Alam semesta menyimpan berbagai fenomena astronomi yang menakjubkan, salah satunya adalah ledakan bintang. Istilah seperti nova, supernova, dan hypernova seringkali terdengar, namun tahukah Anda perbedaan di antara ketiganya? Mari kita telaah lebih lanjut mengenai fenomena langit yang dahsyat ini.
Nova secara harfiah berarti “bintang baru”. Fenomena ini terjadi dalam sistem bintang ganda, di mana satu bintang adalah katai putih (sisa bintang yang telah kehabisan bahan bakar nuklir). Jika katai putih menarik materi dari bintang pasangannya, materi tersebut akan terakumulasi di permukaannya.

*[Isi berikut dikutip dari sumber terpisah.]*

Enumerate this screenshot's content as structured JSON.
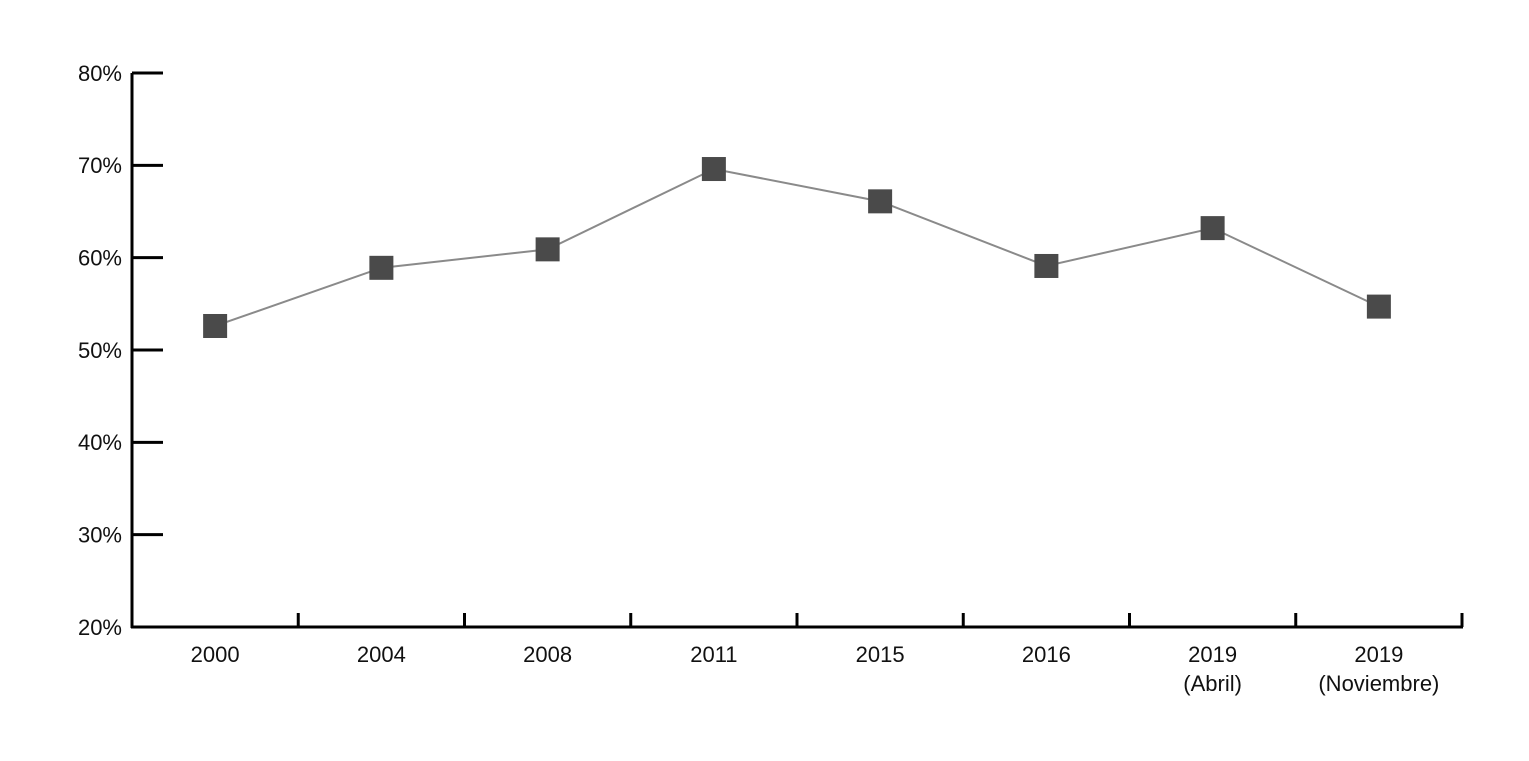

Ketika tekanan dan suhu mencapai titik kritis, terjadi ledakan nuklir yang dahsyat di permukaan katai putih, menyebabkan bintang tampak bersinar jauh lebih terang dari biasanya. Namun, bintang katai putih itu sendiri tidak hancur dan proses ini dapat berulang.

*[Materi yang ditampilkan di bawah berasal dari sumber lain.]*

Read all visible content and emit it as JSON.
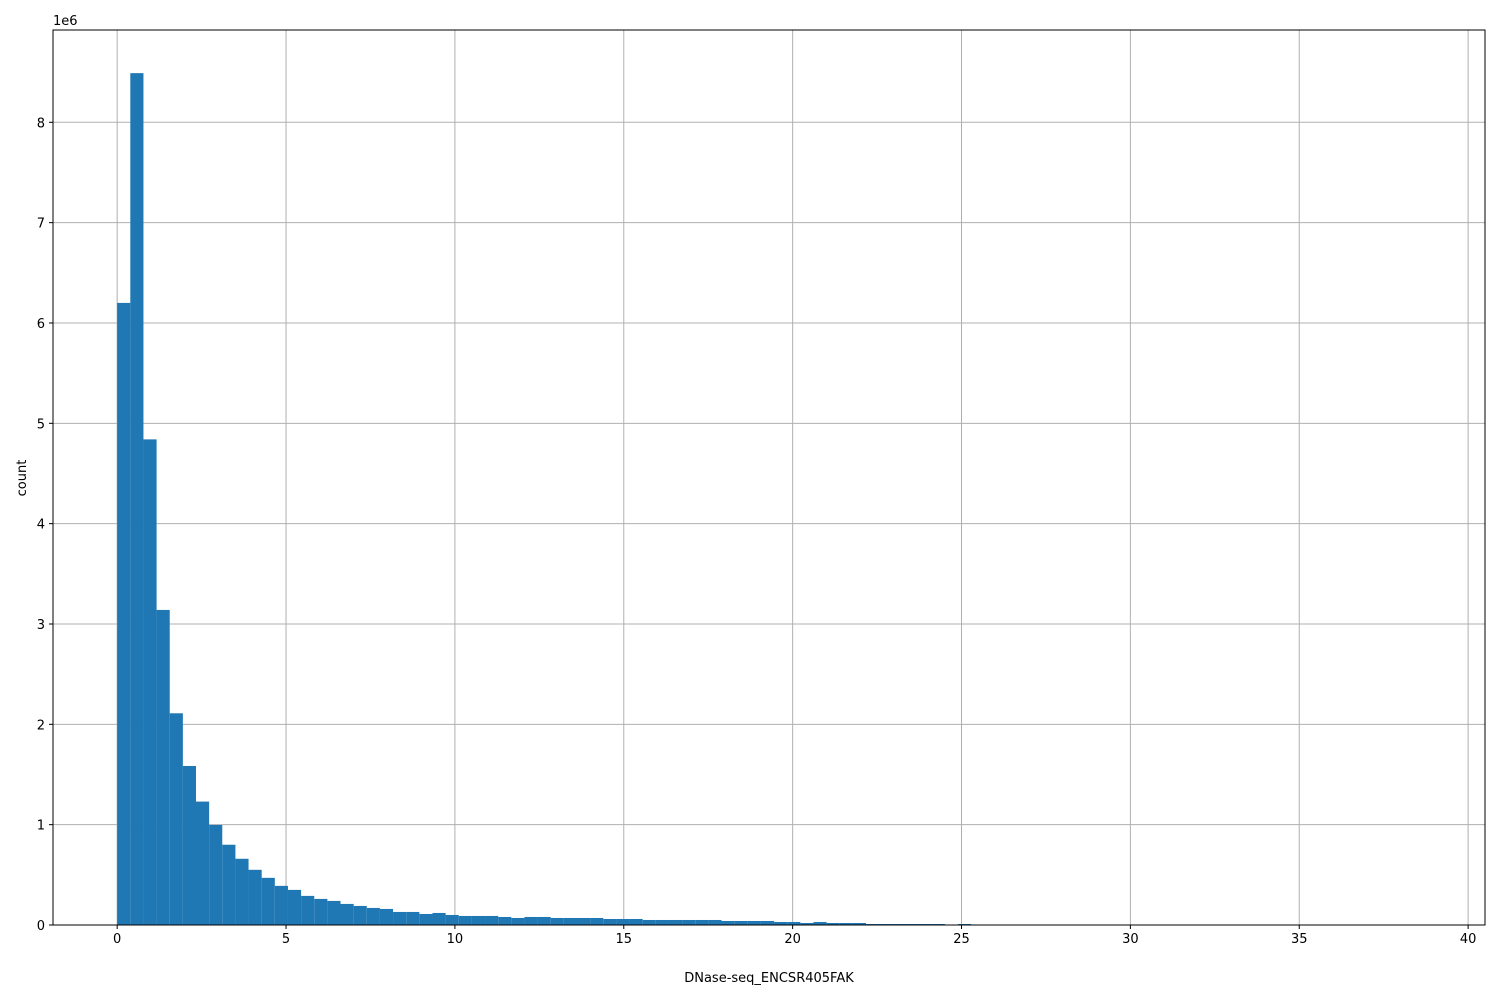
{
  "chart_data": {
    "type": "bar",
    "subtype": "histogram",
    "title": "",
    "xlabel": "DNase-seq_ENCSR405FAK",
    "ylabel": "count",
    "y_offset_label": "1e6",
    "xlim": [
      -1.9,
      40.5
    ],
    "ylim": [
      0,
      8920000
    ],
    "grid": true,
    "bar_color": "#1f77b4",
    "grid_color": "#b0b0b0",
    "bin_start": 0,
    "bin_width": 0.389,
    "x_ticks": [
      0,
      5,
      10,
      15,
      20,
      25,
      30,
      35,
      40
    ],
    "x_tick_labels": [
      "0",
      "5",
      "10",
      "15",
      "20",
      "25",
      "30",
      "35",
      "40"
    ],
    "y_ticks": [
      0,
      1000000,
      2000000,
      3000000,
      4000000,
      5000000,
      6000000,
      7000000,
      8000000
    ],
    "y_tick_labels": [
      "0",
      "1",
      "2",
      "3",
      "4",
      "5",
      "6",
      "7",
      "8"
    ],
    "values": [
      6200000,
      8490000,
      4840000,
      3140000,
      2110000,
      1585000,
      1230000,
      997000,
      800000,
      660000,
      550000,
      470000,
      390000,
      350000,
      290000,
      260000,
      240000,
      210000,
      190000,
      170000,
      160000,
      130000,
      130000,
      110000,
      120000,
      100000,
      90000,
      90000,
      90000,
      80000,
      70000,
      80000,
      80000,
      70000,
      70000,
      70000,
      70000,
      60000,
      60000,
      60000,
      50000,
      50000,
      50000,
      50000,
      50000,
      50000,
      40000,
      40000,
      40000,
      40000,
      30000,
      30000,
      20000,
      30000,
      20000,
      20000,
      20000,
      10000,
      10000,
      10000,
      10000,
      10000,
      10000,
      0,
      10000,
      0,
      0,
      0,
      0,
      0,
      0,
      0,
      0,
      0,
      0,
      0,
      0,
      0,
      0,
      0,
      0,
      0,
      0,
      0,
      0,
      0,
      0,
      0,
      0,
      0,
      0,
      0,
      0,
      0,
      0,
      0,
      0,
      0,
      0,
      0
    ]
  }
}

Supernova adalah ledakan bintang yang jauh lebih dahsyat daripada nova. Fenomena ini menandai akhir hidup sebuah bintang masif. Ada dua jenis utama supernova. Pertama, terjadi ketika bintang masif kehabisan bahan bakar nuklir di intinya. Inti bintang runtuh karena gravitasinya sendiri, memicu gelombang kejut yang melontarkan lapisan luar bintang ke ruang angkasa dalam ledakan yang sangat terang. Ledakan ini dapat menghasilkan energi yang setara dengan energi yang dipancarkan Matahari selama miliaran tahun.

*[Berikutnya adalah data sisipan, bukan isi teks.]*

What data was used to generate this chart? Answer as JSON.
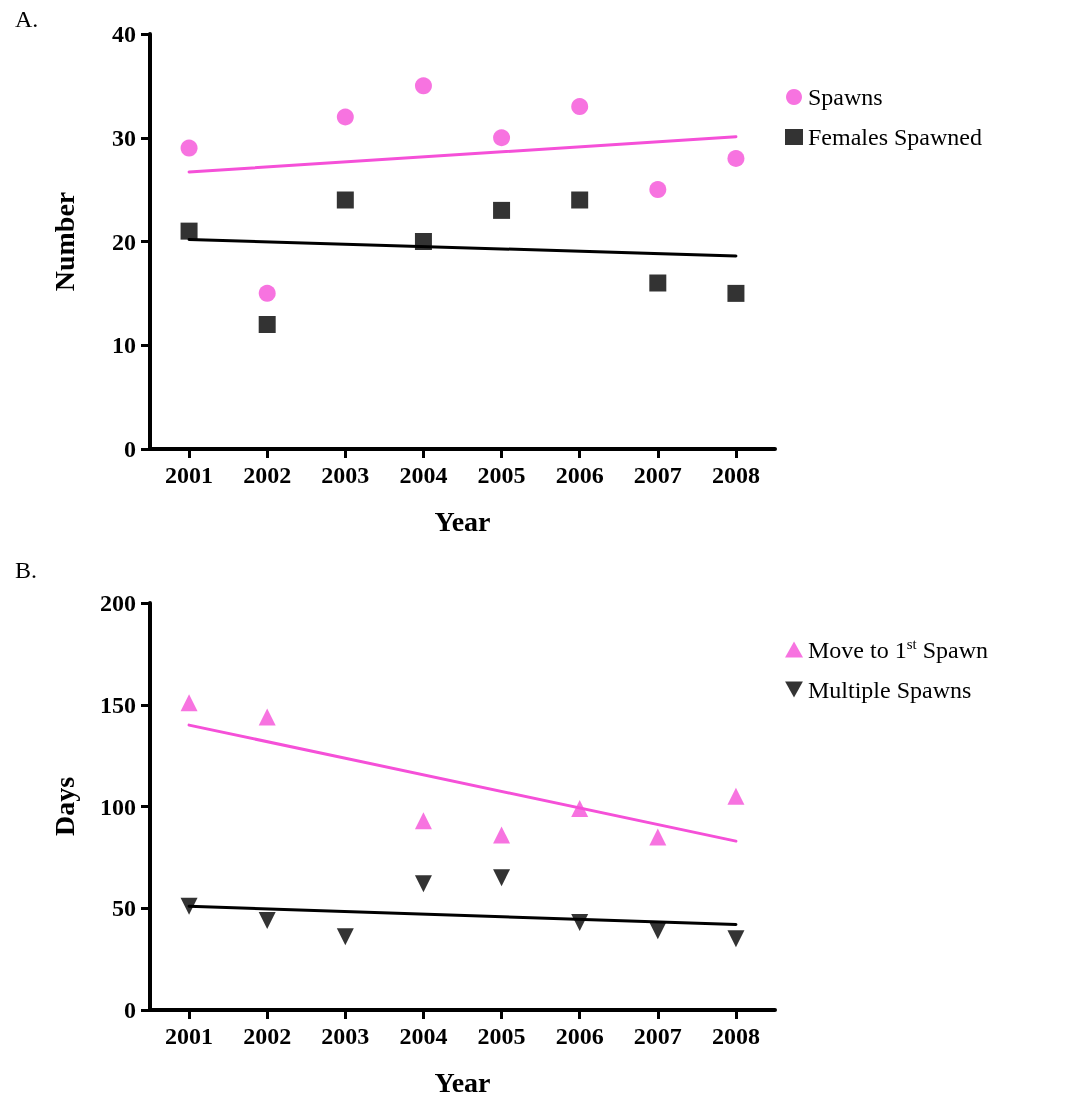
{
  "chart_data": [
    {
      "type": "scatter",
      "title": "A.",
      "xlabel": "Year",
      "ylabel": "Number",
      "x": [
        2001,
        2002,
        2003,
        2004,
        2005,
        2006,
        2007,
        2008
      ],
      "xlim": [
        2000.5,
        2008.5
      ],
      "xticks": [
        2001,
        2002,
        2003,
        2004,
        2005,
        2006,
        2007,
        2008
      ],
      "ylim": [
        0,
        40
      ],
      "yticks": [
        0,
        10,
        20,
        30,
        40
      ],
      "grid": false,
      "legend": "top right",
      "series": [
        {
          "name": "Spawns",
          "color": "#f550d8",
          "marker": "circle",
          "values": [
            29,
            15,
            32,
            35,
            30,
            33,
            25,
            28
          ]
        },
        {
          "name": "Females Spawned",
          "color": "#000000",
          "marker": "square",
          "values": [
            21,
            12,
            24,
            20,
            23,
            24,
            16,
            15
          ]
        },
        {
          "type": "line",
          "color": "#f550d8",
          "marker": "none",
          "values": [
            26.7,
            null,
            null,
            null,
            null,
            null,
            null,
            30.1
          ]
        },
        {
          "type": "line",
          "color": "#000000",
          "marker": "none",
          "values": [
            20.2,
            null,
            null,
            null,
            null,
            null,
            null,
            18.6
          ]
        }
      ]
    },
    {
      "type": "scatter",
      "title": "B.",
      "xlabel": "Year",
      "ylabel": "Days",
      "x": [
        2001,
        2002,
        2003,
        2004,
        2005,
        2006,
        2007,
        2008
      ],
      "xlim": [
        2000.5,
        2008.5
      ],
      "xticks": [
        2001,
        2002,
        2003,
        2004,
        2005,
        2006,
        2007,
        2008
      ],
      "ylim": [
        0,
        200
      ],
      "yticks": [
        0,
        50,
        100,
        150,
        200
      ],
      "grid": false,
      "legend": "top right",
      "series": [
        {
          "name": "Move to 1$^{st}$ Spawn",
          "color": "#f550d8",
          "marker": "triangle",
          "values": [
            151,
            144,
            null,
            93,
            86,
            99,
            85,
            105
          ]
        },
        {
          "name": "Multiple Spawns",
          "color": "#000000",
          "marker": "triangle-down",
          "values": [
            51,
            44,
            36,
            62,
            65,
            43,
            39,
            35
          ]
        },
        {
          "type": "line",
          "color": "#f550d8",
          "marker": "none",
          "values": [
            140,
            null,
            null,
            null,
            null,
            null,
            null,
            83
          ]
        },
        {
          "type": "line",
          "color": "#000000",
          "marker": "none",
          "values": [
            51,
            null,
            null,
            null,
            null,
            null,
            null,
            42
          ]
        }
      ]
    }
  ]
}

Jenis supernova kedua (Tipe Ia) juga melibatkan katai putih dalam sistem bintang ganda. Namun, kali ini, katai putih menarik terlalu banyak materi dari bintang pasangannya hingga melampaui batas massa kritis Chandrasekhar. Ketika batas ini terlampaui, katai putih menjadi tidak stabil dan meledak secara dahsyat, menghancurkan dirinya sendiri. Supernova Tipe Ia memiliki kecerlangan yang relatif seragam, sehingga digunakan sebagai “lilin standar” untuk mengukur jarak di alam semesta.
Hypernova adalah ledakan bintang yang bahkan lebih energik dan langka daripada supernova. Fenomena ini diperkirakan terjadi pada bintang-bintang yang sangat masif, jauh lebih besar dari Matahari. Ketika bintang-bintang raksasa ini runtuh di akhir hidupnya, mereka dapat menghasilkan ledakan yang sangat kuat, seringkali disertai dengan semburan sinar gamma (Gamma-Ray Bursts atau GRBs), ledakan energi paling kuat yang diketahui di alam semesta. Hypernova diperkirakan terkait dengan pembentukan lubang hitam atau bintang neutron bermagnet sangat kuat (magnetar).